Got a little off topic here. Basically, Krautrock became this all-encompassing semi-racist label attached to any experimental/electronic group that came out of Germany. So when Roedilius and Moebius from Cluster and Michael Rother from Neu! decided to team up to form Harmonia, everyone buzzed about the Krautrock super group. The music was worthy of the buzz, as the band used synthesizers and beat machine that incessantly thumped along to create a hypnotic pattern-based attack. However, the dudes from Cluster were none to happy of the label, as they had previously been stuck with the "Cosmic Music" tag. I'll go into this bitter dispute when I get home and dig up the liner notes.

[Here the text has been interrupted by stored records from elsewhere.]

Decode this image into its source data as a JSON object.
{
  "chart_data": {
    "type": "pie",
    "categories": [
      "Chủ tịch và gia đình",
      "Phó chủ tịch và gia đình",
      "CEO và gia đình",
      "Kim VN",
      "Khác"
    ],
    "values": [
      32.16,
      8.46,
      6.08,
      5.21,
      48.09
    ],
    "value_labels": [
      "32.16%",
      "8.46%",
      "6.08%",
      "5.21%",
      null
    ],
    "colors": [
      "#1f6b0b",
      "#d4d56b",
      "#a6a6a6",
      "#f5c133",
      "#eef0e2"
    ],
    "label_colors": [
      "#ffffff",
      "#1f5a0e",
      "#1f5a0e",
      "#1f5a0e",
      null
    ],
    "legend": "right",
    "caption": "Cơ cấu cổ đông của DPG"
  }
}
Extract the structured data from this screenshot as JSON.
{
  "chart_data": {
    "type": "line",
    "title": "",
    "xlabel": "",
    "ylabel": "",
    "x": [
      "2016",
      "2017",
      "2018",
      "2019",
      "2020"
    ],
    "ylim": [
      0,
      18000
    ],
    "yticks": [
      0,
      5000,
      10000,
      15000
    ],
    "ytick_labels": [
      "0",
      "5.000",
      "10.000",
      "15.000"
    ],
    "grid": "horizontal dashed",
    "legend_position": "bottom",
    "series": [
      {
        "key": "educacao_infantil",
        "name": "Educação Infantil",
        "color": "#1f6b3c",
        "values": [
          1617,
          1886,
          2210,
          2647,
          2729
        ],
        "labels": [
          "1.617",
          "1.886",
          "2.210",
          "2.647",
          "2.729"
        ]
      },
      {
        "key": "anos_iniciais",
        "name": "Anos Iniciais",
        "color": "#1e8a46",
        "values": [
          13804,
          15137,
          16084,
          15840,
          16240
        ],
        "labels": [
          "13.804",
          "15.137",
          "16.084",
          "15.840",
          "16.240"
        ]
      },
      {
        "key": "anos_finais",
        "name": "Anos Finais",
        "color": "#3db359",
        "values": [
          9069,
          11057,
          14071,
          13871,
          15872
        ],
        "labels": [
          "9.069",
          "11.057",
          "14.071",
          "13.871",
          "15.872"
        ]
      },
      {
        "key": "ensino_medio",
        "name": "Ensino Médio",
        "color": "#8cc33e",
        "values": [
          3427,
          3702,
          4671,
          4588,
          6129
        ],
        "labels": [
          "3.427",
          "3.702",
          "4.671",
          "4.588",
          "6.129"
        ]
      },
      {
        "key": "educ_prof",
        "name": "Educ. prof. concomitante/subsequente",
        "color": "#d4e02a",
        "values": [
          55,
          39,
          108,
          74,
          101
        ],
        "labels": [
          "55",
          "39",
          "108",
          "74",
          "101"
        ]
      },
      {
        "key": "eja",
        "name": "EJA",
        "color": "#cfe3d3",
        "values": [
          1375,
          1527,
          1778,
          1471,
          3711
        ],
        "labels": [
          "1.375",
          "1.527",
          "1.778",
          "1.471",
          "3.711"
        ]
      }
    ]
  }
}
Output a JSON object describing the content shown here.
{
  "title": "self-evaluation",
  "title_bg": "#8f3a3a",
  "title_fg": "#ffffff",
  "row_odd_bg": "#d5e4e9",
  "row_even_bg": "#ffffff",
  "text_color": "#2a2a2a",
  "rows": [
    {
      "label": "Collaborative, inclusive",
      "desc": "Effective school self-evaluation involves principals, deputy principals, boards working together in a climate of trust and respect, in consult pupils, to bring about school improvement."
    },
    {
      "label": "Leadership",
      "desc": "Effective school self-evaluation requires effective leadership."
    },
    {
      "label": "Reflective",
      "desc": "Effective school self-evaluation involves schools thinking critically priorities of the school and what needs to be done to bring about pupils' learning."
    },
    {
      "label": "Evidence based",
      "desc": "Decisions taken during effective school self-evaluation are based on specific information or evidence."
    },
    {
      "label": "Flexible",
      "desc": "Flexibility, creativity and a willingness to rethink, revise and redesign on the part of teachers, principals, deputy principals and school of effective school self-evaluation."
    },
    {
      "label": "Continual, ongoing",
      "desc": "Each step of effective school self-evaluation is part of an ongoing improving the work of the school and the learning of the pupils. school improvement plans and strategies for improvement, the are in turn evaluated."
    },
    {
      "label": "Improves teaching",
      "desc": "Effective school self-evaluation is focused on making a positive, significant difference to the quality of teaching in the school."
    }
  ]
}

Let it be known that this record has one of the best covers of the entire century. Dig this shit:
For 1974, or even now, this cover gets me excited to hear some music. The three men and their drum machine cycle through some amazing material, with Rother's guitar drone and Cluster's synth swamped in live tape hiss. This is the kind of stuff that whets my whistle, if you know what I'm saying. The Cluster Bros can be accused of noodling (probably by Samir Khan) but upon intense listening the structure of the wandering keyboard lines. Rother goes from quiet electric plucking to a distorted roar, as the songs are a living breathing display of three artists fitting together, Voltron style. The searching sound of Musik von Harmonia was soon replaced two years later the triumphant near perfect Deluxe. That's right, I said it was near perfect. Deal with it.

I've got to dig up some reviews to destroy, so I'll check back in once I have my facts straight and my liner notes ready.